Directions: Answer the following five questions on a separate document. Explain how you reached the answer or show your work if a mathematical calculation is needed, or both for this homework assignment.
Which of the following statements about pension plans if any, is incorrect?
- Under a defined benefit plan, the employer agrees to give retirees a specifically defined benefit, such as $500 per month or 50 percent of the employee’s final salary.
- A portable pension plan is one that an employee can carry from one employer to another.
- An employer’s obligation is satisfied under a defined contribution plan when it makes the required contributions to the plan. The risk of inadequate investment returns is borne by the employee.
- If assets exceed the present value of benefits, the pension plan is fully funded.
- A defined contribution plan is, in effect, a savings plan that is funded by employers, although many plans also permit additional contributions by employees.
Which of the following statements about defined contribution plans is incorrect?
- In general, employees can choose the investment vehicle under a defined contribution plan. Thus, highly risk-averse employees can choose low-risk investments, while more risk-tolerant employees can choose high-risk investments.
- In a defined contribution plan, the employer must make larger-than-average contributions to the pension plan when investment returns have been below expectations.
- Defined benefit plans are used more often by large corporations than by small companies.
- The PBGC insures a portion of pension benefits.
- A defined contribution plan places the risk of poor pension portfolio performance on the employee.
Which of the following statements about pension plan portfolio performance is incorrect?
- Alpha analysis, which relies on the Capital Asset Pricing Model, considers the risk of the portfolio when measuring performance.
- Peer comparison examines the relative performance of portfolio managers with similar investment objectives.
- A portfolio annual return of 12 percent from one investment advisor is not necessarily better than a return of 10 percent from another advisor.
- In managing the retiree portfolio, fund managers often use immunization techniques such as alpha analysis to eliminate, or at least significantly reduce, the risk associated with changing interest rates.
- Pension fund sponsors must evaluate the performance of their portfolio managers periodically as a basis for future asset allocations.
Ms.
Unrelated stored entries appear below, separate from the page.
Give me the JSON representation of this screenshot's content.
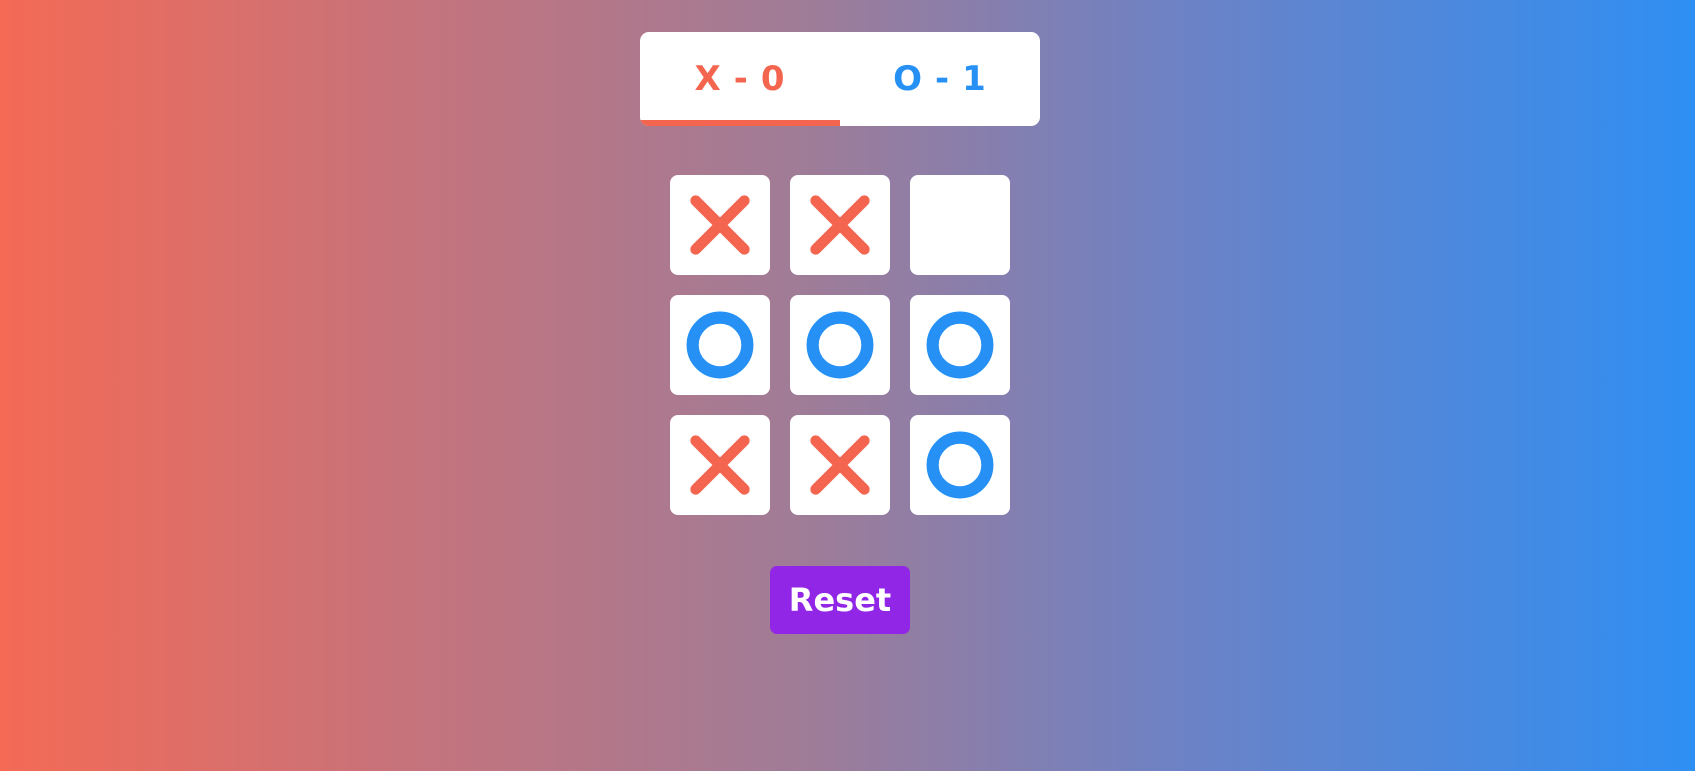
{
  "colors": {
    "x": "#f4654f",
    "o": "#2790f5",
    "panel": "#ffffff",
    "reset_button": "#9126e6"
  },
  "scoreboard": {
    "x": {
      "symbol": "X",
      "separator": "-",
      "score": "0"
    },
    "o": {
      "symbol": "O",
      "separator": "-",
      "score": "1"
    },
    "active_player": "X"
  },
  "board": {
    "cells": [
      "X",
      "X",
      "",
      "O",
      "O",
      "O",
      "X",
      "X",
      "O"
    ]
  },
  "controls": {
    "reset_label": "Reset"
  }
}
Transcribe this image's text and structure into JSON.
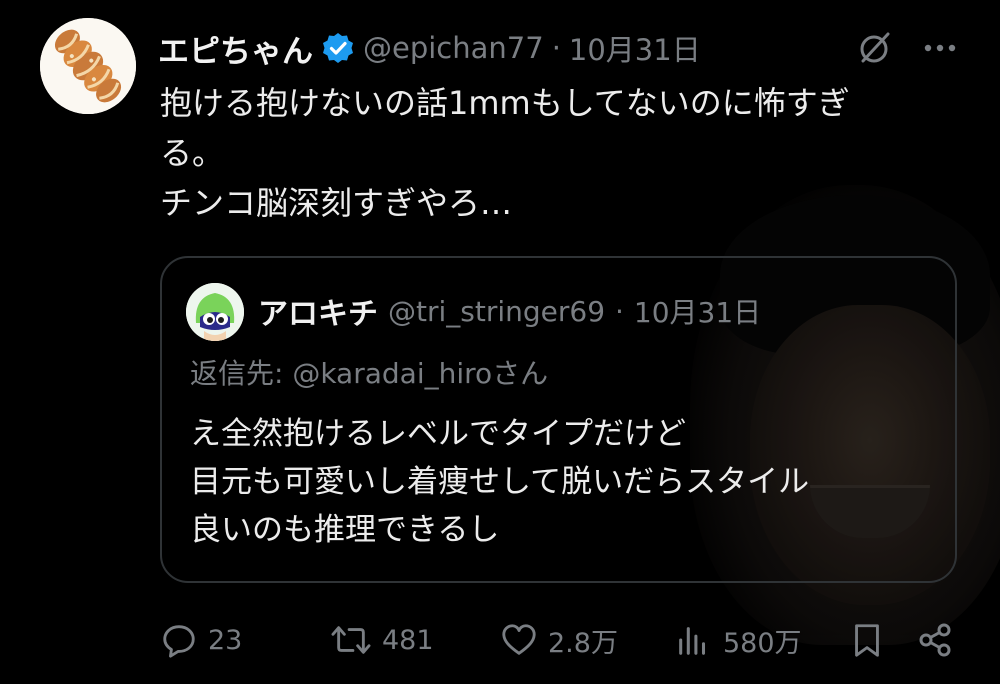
{
  "tweet": {
    "display_name": "エピちゃん",
    "handle": "@epichan77",
    "separator": "·",
    "date": "10月31日",
    "body_lines": [
      "抱ける抱けないの話1mmもしてないのに怖すぎ",
      "る。",
      "チンコ脳深刻すぎやろ…"
    ]
  },
  "quote": {
    "display_name": "アロキチ",
    "handle": "@tri_stringer69",
    "separator": "·",
    "date": "10月31日",
    "reply_to": "返信先: @karadai_hiroさん",
    "body_lines": [
      "え全然抱けるレベルでタイプだけど",
      "目元も可愛いし着痩せして脱いだらスタイル",
      "良いのも推理できるし"
    ]
  },
  "actions": {
    "replies": "23",
    "reposts": "481",
    "likes": "2.8万",
    "views": "580万"
  },
  "icons": {
    "verified": "verified-badge-icon",
    "grok": "grok-icon",
    "more": "more-icon",
    "reply": "reply-icon",
    "repost": "repost-icon",
    "like": "heart-icon",
    "views": "views-icon",
    "bookmark": "bookmark-icon",
    "share": "share-icon"
  },
  "colors": {
    "background": "#000000",
    "text_primary": "#e7e9ea",
    "text_secondary": "#7a7e83",
    "verified_blue": "#1d9bf0",
    "card_border": "#2f3336"
  }
}
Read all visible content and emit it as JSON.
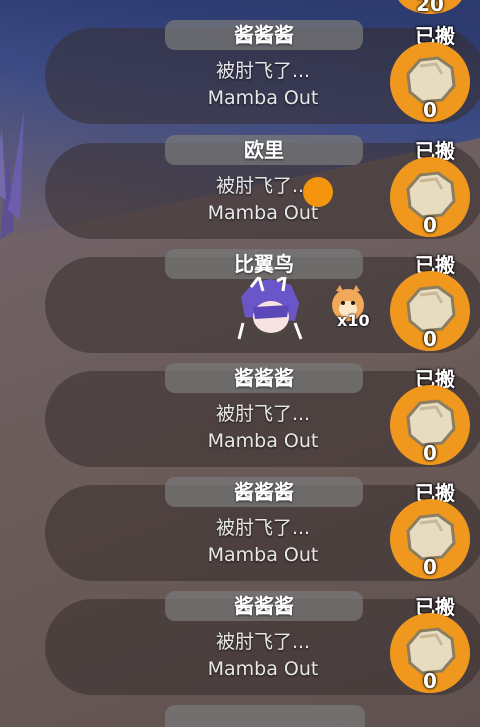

Lloyd, who is 25 and expects to retire at age 60, has just been hired by the Chambers Corporation. Ms. Lloyd’s current salary is $30,000 per year, but her wages are expected to
increase by 5 percent annually over the next 35 years. Chambers has a defined benefit pension plan in which workers receive 2 percent of their final year’s wages for each year of employment.
Assume a world of certainty. Further, assume that all payments occur at year-end. What is Ms.
Lloyd’s expected annual retirement benefit, rounded to the nearest thousands of dollars?
Kumar Consulting operates several stock investment portfolios that are used by firms for investment of pension plan assets. Last year, one portfolio had a realized return of 12.6 percent and a beta coefficient of 1.15. The average T-bond rate was 7 percent and the realized rate of return on the S&P 500 was 12 percent. What was the portfolio’s alpha?